Nils Heinrich: Die blasphemische Bärbel

Als ich 15 und 16 war, gab es noch die DDR, und den Freitagabend in der Sangerhäuser Provinz verbrachte ich regelmäßig in der Jungen Gemeinde. Beten, Tee trinken, Tischtennis spielen. Und alle lächeln. So lieb, so heilig, so langweilig.

Nur nicht an jenem Abend, als mitten durch die Gebetsgemeinschaft ein Tornado tobte. Zunächst war alles wie sonst an jedem anderen langweiligen Freitag auch: Jeder hält den Kopf gesenkt und betet. Manche haben dabei die Finger seemannsknotenartig ineinander verhakt, andere halten die geöffneten Handflächen nach oben als wollten sie irgendwas fangen, das Gott jeden Augenblick runter wirft. Alle schweigen und atmen flach, bis der Erste was vorbetet.
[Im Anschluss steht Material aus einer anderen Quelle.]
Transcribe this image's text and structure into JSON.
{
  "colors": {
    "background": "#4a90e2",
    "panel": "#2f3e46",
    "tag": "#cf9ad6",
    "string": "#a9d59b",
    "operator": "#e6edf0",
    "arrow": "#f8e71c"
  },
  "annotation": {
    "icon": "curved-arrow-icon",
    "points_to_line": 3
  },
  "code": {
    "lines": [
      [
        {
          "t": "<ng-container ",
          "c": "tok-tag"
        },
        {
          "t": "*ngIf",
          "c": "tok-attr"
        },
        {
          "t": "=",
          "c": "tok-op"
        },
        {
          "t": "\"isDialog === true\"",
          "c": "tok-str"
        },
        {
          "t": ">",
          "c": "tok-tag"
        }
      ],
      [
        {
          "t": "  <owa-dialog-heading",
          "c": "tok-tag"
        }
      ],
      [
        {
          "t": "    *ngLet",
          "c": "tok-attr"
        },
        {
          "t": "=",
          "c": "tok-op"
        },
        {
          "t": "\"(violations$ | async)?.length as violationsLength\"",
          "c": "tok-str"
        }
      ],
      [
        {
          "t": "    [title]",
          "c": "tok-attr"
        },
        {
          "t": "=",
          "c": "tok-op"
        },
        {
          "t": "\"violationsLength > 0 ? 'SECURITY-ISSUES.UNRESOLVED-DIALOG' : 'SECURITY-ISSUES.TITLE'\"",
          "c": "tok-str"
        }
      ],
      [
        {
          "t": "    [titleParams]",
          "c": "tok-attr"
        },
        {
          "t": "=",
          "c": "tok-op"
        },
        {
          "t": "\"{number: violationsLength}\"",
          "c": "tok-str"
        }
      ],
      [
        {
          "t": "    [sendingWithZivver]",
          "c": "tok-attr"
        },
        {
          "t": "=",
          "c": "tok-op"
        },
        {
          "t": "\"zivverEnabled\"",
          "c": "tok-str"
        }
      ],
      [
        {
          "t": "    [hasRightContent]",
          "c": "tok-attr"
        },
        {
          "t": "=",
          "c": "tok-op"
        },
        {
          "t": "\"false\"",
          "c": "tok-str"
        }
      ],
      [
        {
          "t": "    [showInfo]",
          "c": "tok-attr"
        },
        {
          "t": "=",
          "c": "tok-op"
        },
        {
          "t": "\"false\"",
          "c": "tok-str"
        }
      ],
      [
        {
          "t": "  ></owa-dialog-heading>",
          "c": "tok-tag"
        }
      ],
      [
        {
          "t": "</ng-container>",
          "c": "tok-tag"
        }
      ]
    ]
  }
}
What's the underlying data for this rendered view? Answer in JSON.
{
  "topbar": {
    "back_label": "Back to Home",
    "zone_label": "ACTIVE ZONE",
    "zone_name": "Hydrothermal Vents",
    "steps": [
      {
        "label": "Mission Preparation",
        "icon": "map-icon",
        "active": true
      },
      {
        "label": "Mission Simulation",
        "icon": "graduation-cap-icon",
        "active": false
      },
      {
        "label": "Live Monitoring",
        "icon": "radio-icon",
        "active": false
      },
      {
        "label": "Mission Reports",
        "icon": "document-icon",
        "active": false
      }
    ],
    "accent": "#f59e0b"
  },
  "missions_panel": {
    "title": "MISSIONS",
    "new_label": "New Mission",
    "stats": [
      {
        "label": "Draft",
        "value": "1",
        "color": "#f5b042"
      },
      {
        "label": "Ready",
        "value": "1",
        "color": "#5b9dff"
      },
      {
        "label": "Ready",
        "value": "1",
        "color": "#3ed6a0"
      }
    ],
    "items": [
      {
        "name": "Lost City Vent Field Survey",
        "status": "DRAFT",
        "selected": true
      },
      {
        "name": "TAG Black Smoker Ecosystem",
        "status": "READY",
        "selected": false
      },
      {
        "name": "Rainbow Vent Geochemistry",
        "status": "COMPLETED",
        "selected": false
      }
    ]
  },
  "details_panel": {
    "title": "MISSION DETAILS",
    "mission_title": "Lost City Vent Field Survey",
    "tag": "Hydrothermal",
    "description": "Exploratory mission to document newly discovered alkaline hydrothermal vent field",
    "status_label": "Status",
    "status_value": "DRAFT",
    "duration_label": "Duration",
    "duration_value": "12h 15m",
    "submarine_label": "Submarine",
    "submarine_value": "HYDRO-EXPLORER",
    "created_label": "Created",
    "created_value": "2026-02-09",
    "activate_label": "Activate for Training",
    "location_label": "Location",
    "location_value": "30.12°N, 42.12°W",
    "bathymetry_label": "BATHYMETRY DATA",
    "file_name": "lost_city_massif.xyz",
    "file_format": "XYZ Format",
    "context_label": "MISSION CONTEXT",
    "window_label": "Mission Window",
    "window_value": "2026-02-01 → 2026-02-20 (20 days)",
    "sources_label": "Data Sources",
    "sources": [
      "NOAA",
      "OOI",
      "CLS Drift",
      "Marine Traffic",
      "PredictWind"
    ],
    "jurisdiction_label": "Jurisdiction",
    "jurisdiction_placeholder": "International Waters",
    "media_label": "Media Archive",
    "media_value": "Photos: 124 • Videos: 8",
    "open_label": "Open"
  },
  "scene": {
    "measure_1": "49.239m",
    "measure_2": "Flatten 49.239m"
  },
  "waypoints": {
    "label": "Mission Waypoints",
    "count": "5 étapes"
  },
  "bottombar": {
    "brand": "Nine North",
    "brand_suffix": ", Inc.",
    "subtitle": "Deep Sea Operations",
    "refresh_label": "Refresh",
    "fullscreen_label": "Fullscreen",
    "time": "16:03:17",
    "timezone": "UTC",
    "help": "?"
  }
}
Das ist Justus, Sohn eines Parteisekretärs und einer Staatsbürgerkundelehrerin, aber komplett anders drauf als die Eltern. Justus ist 300% frommer als zum Beispiel Wibke, die Pfarrerstochter mit diesen verdammt engen Jeans, von der man munkelt, dass sie schon getan hat, das, was man selbst gerne schon mal hätte, die soll schon mal  gefickt haben! Was ja auch logisch ist, denn wenn Söhne von Parteisekretären an Gott glauben, dann sind junge Pfarrerstöchter auch willig! Von Wibke stammt auch der Ausspruch, dass Justus die Heiligkeit mit Löffeln gefressen habe. Mit Esslöffeln. Ach was, mit Suppenkellen habe er sie gefressen! Wer so ordinär ist, hat doch garantiert schon mal gefickt!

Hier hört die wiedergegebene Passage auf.